Wednesday, July 27, 2011

U.S. Wireless Carriers Ask President Obama to Clear Government Spectrum Bands Below 3 GHz

The heads of major U.S. wireless operators, including Ralph de la Vega (AT&T), Patrick Riordan (Cellcom), Dan Hesse (Sprint), Philipp Humm (T-Mobile USA), Mary Dillon (U.S. Cellular) and Dan Mead (Verizon Wireless), published an open letter to President Obama asking him to clear unused and underutilized government spectrum bands below 3 gigahertz (GHz).


Specifically, the carriers are asking for the President to direct the National Telecommunications and Information Administration to identify and work to clear broad, paired, internationally-harmonized bands below 3 gigahertz.

The companies said access to spectrum in these critical bands will greatly enhance efforts to realize the important goals set forth in the FCC's National Broadband Plan.

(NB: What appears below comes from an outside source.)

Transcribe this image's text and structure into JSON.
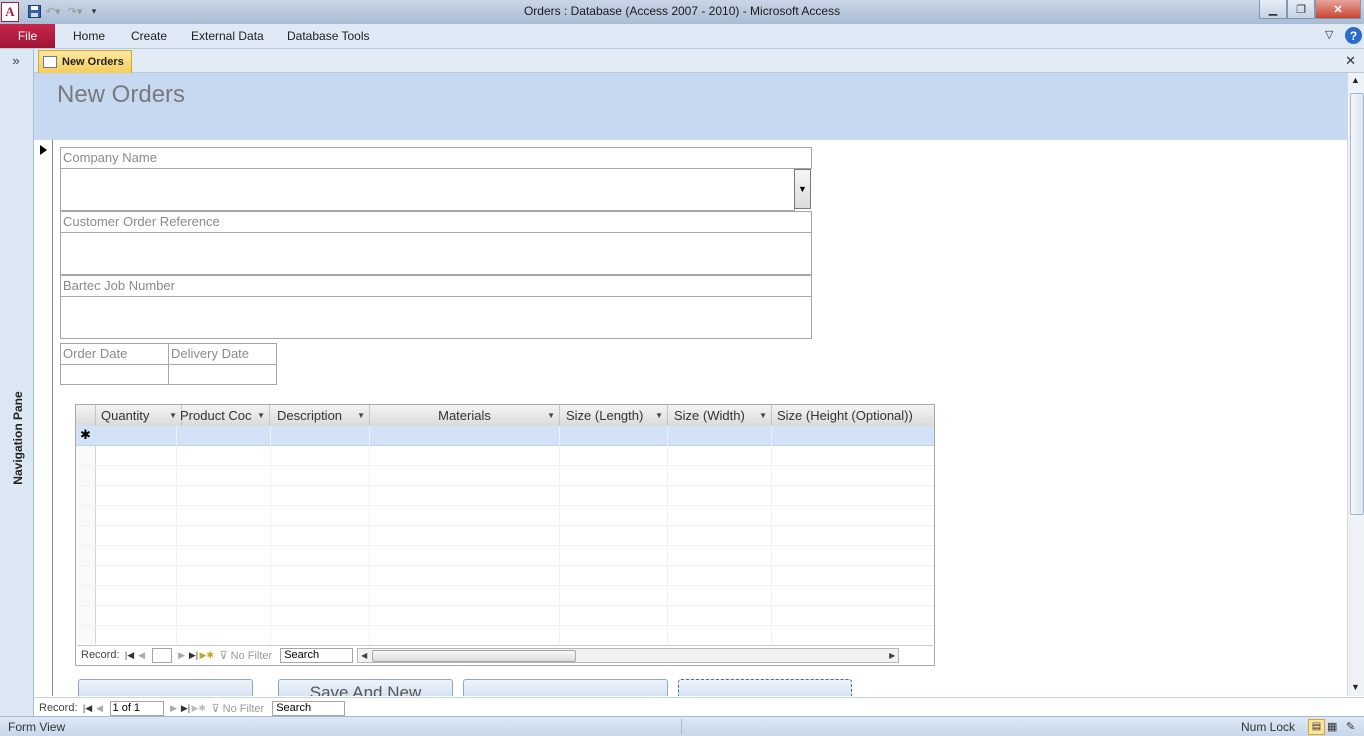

"The U.S. wireless industry wants to remain the envy of the world by continuing to offer our customers the best and most innovative products and services. In order to meet current and projected demands for wireless technology, we must get more spectrum. By allowing our members to purchase the spectrum at auction, the U.S. Treasury will generate billions of dollars of revenue and in turn, we will continue to invest in America and Americans," said Steve Largent, president and CEO of CTIA.

.http://files.ctia.org/pdf/CTIA_Letter_28July2011.pdfIn February 2011, President Barack Obama outlined plans for a National Wireless Initiative to make high-speed wireless services available to at least 98 percent of Americans within five years, freeing up spectrum through incentive auctions, spurring innovation, and creating a nationwide, interoperable wireless network for public safety. The initiative envisions spending over $15 billion on achieving these goals, while also reducing the deficit by $9.6 billion. Money for the program would come from spectrum licensing, which is expected to raise over $27 billion over the next decade.


Key elements of the plan include the following.


* Nearly Double Wireless Spectrum Available for Mobile Broadband -- The President's initiative has set the goal of freeing up 500 MHz of spectrum. New financial-compensation tools will be put in place to enable government agencies to use spectrum more efficiently. The government will encourage "voluntary incentive auctions" that enable current spectrum holders to realize a portion of auction revenues if they choose to participate.


* The majority of the freed up spectrum would be auctioned for licensed mobile broadband, raising a projected $27.8 billion over the next decade, and a remainder would be for unlicensed use.


* Expand 4G to 98% of Americans -- the privately-owned 4G rollouts currently underway will bring access to much of the U.S.. President Obama believes that absent additional government investment, millions of Americans will not be able to participate in the 4G revolution. To that end, the President's Budget supports the 4G buildout in rural areas through a one-time $5 billion investment. This investment, to be managed by the FCC, will help catalyze universal service reform to provide access to higher-speed wireless and wired broadband, dovetail with the need for public safety to have a wireless network available in rural areas, and extend access from the almost 95% of Americans who have 3G wireless services today to at least 98% of all Americans gaining access to state-of-the-art 4G high-speed wireless services within five years.


* A Wireless Innovation (WIN) Fund to Help Drive Innovation. This $3 billion fund will support basic research, experimentation and testbeds, and applied development in a number of areas, including public safety, education, energy, health, transportation, and economic development.


* Develop and Deploy A Nationwide, Interoperable Wireless Network For Public Safety -- President Obama is calling for an investment of $10.7 billion for public safety networking: $3.2 billion to reallocate the "D Block" (which is a band of spectrum that would be reserved and prioritized for public safety and not auctioned as called for under existing law); $7 billion to support the deployment of this network; and $500 million from the WIN Fund for R&D and technological development to tailor the network to meet public safety requirements.


* Cut the deficit by $9.6 billion over the next decade -- Auctions of spectrum freed up from the government and voluntarily relinquished by current commercial users, is estimated to raise $27.8 billion. This total is above-and-beyond the auction proceeds that are used to provide an incentive for private and government users as well as the auction proceeds that are expected even absent the President's proposal. After the cost of the investments proposed by the President, the initiative would reduce the deficit by $9.6 billion over the next decade.